Tricky one... I had a requirement to do this a while back, and at the time, the only way I'd found (aside from using tables) was to use "quirks mode" (for IE) by omitting the DOCTYPE, and using some quirky CSS.
Is the 'page' of fixed height?
If so then you can do a thing with negative top and bottom margins.
If not, then imagine the 'page' was of a greater depth than the viewport. How would it center vertically? Would the top of the page poke off the top of the viewport?
Best solution I've found for this is to work on a viewport size I like and then just work out a margin-top percentage that looks ok and live with it.
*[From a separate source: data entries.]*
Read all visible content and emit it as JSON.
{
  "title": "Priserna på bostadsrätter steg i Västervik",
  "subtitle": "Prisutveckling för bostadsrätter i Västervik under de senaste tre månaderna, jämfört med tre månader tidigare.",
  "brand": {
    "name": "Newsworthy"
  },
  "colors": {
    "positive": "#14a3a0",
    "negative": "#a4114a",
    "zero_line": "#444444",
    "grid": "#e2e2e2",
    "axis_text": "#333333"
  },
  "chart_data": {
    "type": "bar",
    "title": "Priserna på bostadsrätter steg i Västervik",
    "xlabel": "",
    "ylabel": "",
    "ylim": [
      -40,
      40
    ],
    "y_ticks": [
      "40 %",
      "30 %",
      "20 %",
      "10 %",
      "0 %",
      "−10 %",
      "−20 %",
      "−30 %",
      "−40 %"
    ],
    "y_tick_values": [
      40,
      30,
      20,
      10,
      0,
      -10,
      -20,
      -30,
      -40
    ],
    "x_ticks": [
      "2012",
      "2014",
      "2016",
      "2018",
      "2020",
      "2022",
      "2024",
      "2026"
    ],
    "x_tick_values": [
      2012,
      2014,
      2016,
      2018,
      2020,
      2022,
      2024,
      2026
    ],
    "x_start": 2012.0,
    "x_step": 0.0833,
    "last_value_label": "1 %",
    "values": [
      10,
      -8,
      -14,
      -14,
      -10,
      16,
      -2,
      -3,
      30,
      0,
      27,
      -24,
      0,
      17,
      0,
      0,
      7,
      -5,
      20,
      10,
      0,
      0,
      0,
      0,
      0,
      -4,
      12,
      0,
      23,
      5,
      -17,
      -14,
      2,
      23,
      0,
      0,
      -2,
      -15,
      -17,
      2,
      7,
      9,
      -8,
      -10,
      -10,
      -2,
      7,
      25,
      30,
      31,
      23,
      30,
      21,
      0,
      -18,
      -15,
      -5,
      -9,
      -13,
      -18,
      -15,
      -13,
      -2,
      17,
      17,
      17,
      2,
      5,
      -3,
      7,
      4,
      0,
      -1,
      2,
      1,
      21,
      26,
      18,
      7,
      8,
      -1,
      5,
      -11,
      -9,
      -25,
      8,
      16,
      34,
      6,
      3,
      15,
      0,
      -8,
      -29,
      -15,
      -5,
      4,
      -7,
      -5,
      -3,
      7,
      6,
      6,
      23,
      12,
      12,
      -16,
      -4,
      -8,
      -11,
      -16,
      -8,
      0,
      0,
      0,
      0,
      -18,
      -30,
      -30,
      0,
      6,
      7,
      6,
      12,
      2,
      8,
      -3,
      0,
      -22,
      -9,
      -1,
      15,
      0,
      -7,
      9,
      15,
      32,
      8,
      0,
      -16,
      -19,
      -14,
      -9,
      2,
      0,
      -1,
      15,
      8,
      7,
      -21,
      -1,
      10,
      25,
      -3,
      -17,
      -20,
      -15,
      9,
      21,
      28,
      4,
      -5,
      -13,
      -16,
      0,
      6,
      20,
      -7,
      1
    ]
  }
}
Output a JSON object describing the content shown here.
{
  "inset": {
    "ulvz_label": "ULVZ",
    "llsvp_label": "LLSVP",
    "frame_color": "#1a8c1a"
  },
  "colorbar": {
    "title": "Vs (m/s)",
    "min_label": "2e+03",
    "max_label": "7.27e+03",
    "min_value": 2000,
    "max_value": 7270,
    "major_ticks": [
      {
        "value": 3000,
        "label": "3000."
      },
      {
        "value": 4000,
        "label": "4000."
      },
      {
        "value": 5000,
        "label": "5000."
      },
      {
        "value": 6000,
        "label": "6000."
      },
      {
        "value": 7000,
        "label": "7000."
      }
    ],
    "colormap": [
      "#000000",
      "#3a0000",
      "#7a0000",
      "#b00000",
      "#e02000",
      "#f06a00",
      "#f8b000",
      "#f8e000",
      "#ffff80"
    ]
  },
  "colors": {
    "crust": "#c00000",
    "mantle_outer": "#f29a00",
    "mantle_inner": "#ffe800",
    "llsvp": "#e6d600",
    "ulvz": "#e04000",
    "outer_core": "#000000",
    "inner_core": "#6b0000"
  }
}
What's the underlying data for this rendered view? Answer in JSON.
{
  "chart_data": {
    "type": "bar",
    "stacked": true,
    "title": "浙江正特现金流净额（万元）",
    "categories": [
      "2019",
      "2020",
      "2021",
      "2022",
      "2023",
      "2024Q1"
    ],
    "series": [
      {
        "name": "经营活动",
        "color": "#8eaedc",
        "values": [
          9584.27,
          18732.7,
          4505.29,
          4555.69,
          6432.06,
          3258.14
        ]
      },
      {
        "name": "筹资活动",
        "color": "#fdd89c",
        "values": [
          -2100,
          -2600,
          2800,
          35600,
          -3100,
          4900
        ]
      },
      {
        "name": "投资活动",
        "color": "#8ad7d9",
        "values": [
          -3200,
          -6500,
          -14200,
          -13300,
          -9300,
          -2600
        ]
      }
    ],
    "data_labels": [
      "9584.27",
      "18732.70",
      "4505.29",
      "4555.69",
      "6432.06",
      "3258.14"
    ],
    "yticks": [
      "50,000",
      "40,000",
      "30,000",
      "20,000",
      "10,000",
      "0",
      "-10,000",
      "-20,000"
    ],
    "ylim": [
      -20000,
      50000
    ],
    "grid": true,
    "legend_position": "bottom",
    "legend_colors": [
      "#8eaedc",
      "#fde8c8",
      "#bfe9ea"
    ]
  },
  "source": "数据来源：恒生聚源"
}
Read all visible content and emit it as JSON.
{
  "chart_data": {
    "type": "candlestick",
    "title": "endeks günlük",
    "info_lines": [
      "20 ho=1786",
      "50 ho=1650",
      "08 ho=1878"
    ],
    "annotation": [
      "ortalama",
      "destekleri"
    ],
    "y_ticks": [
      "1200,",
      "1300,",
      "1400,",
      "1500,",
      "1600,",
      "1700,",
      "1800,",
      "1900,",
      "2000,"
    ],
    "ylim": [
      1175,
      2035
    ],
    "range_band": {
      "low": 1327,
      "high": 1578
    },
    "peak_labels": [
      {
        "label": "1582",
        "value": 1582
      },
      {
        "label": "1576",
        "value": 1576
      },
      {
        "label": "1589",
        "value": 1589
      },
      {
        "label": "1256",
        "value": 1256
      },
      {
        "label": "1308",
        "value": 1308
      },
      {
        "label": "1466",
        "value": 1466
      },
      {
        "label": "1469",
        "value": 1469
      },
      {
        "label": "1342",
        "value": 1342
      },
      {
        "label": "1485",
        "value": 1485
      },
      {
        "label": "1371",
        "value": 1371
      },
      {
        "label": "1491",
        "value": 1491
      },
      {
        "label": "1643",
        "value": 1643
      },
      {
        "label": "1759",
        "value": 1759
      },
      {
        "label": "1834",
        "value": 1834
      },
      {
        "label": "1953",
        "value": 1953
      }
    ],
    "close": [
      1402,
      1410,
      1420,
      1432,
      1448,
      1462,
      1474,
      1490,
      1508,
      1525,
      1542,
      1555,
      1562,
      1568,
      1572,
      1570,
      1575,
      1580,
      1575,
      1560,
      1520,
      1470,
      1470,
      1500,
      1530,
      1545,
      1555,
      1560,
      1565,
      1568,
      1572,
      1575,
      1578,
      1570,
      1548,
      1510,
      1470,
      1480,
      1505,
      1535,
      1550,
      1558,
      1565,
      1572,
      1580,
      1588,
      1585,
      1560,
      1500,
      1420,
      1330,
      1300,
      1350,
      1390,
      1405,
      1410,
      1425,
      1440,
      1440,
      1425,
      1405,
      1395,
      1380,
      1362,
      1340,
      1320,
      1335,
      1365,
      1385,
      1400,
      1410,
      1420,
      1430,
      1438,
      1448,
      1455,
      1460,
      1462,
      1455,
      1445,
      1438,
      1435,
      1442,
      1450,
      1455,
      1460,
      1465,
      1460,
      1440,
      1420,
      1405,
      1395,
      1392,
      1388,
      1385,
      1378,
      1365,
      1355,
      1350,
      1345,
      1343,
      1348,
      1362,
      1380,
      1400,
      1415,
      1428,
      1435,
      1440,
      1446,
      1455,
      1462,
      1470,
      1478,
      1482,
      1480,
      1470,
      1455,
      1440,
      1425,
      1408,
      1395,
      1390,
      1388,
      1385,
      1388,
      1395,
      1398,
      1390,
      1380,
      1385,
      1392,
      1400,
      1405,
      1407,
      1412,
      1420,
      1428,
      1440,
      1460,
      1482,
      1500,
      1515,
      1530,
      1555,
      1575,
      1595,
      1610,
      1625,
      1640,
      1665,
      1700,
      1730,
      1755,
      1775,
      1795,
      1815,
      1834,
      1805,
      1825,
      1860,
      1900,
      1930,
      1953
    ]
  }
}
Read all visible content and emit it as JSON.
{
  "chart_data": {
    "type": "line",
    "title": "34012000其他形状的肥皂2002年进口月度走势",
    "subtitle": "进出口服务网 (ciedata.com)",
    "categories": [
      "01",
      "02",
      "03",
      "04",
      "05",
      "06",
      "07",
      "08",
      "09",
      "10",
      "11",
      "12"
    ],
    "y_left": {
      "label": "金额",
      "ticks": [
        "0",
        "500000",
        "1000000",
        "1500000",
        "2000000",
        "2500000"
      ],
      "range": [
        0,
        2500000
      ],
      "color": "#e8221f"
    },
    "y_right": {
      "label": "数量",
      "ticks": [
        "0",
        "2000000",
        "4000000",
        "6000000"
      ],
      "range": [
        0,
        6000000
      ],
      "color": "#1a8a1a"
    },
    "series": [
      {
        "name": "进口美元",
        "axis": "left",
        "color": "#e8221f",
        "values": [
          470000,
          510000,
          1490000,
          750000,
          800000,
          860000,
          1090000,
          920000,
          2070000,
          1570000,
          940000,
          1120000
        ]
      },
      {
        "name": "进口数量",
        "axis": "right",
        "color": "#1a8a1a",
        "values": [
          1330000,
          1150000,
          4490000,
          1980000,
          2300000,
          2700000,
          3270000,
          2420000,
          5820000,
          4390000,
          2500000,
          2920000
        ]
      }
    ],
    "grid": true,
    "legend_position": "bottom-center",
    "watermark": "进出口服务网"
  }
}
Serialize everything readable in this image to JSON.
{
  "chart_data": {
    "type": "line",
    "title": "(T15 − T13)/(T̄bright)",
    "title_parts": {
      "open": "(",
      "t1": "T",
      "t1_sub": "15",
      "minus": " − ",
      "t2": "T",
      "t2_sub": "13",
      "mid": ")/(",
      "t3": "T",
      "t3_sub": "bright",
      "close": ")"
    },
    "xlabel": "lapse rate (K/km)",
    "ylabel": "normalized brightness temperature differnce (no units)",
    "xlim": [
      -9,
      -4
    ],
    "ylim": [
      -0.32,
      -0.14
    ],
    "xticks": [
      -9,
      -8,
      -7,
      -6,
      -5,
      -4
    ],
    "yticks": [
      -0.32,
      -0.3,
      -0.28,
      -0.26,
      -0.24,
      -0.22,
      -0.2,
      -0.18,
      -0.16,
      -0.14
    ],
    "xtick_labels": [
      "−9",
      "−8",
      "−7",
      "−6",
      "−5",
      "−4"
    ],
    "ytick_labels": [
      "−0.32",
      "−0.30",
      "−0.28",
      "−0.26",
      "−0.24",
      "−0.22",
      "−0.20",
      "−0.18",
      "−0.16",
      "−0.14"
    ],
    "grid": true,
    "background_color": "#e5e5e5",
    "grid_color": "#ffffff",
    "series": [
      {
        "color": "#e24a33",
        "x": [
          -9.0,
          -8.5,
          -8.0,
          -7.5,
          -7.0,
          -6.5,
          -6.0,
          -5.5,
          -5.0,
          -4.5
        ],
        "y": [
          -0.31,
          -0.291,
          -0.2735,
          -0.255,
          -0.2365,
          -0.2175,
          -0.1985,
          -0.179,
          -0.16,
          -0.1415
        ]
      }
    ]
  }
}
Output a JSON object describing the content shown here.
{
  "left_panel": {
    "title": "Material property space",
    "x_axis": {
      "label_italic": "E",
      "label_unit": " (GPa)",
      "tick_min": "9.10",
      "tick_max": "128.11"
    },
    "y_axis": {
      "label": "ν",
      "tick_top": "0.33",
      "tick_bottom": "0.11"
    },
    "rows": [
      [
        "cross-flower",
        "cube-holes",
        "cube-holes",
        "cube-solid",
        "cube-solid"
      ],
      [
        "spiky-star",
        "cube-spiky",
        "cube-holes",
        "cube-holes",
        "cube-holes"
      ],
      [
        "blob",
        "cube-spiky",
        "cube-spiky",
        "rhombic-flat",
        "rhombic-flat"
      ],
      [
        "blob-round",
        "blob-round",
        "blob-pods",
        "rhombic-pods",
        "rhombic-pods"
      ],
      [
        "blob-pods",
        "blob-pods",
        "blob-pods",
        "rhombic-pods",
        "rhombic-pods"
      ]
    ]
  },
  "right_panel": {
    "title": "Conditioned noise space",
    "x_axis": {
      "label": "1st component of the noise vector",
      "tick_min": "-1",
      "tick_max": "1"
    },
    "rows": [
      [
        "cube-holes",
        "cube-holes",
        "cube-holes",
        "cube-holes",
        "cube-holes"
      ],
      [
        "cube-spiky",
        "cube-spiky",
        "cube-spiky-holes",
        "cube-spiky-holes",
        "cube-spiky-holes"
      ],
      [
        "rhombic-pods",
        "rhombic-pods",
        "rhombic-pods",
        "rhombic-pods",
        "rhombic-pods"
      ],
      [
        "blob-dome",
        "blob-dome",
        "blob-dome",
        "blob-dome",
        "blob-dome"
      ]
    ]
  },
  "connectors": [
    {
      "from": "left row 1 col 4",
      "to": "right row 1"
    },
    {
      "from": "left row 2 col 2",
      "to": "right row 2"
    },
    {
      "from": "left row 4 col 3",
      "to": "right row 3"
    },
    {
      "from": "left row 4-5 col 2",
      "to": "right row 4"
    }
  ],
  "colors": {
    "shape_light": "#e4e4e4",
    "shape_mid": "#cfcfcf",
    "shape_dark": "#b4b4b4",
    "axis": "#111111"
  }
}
The only other way I can think of is to use Javascript to get the height of the 'page', work out it's center then get the the height of the viewport, calculate it's center and put the page center on to the viewport center line up. I've no idea if this is even practical, just an idle thought.
ew. in your favorite one all the side navigation comes before the semantical content.
boo to that. if this layout is that important, just do a normal horizontally-centered one and utilize javascript to vertically-center. the small number of people with js disabled will not have the vertical centering, but the horizontal will remain.
I don't know what the content of the centered container has to do with anything. As long as that container is centered. And it is not using any weird absolute positioning, display: table-cell or any other trick like that. Anyway, I just glanced and liked it.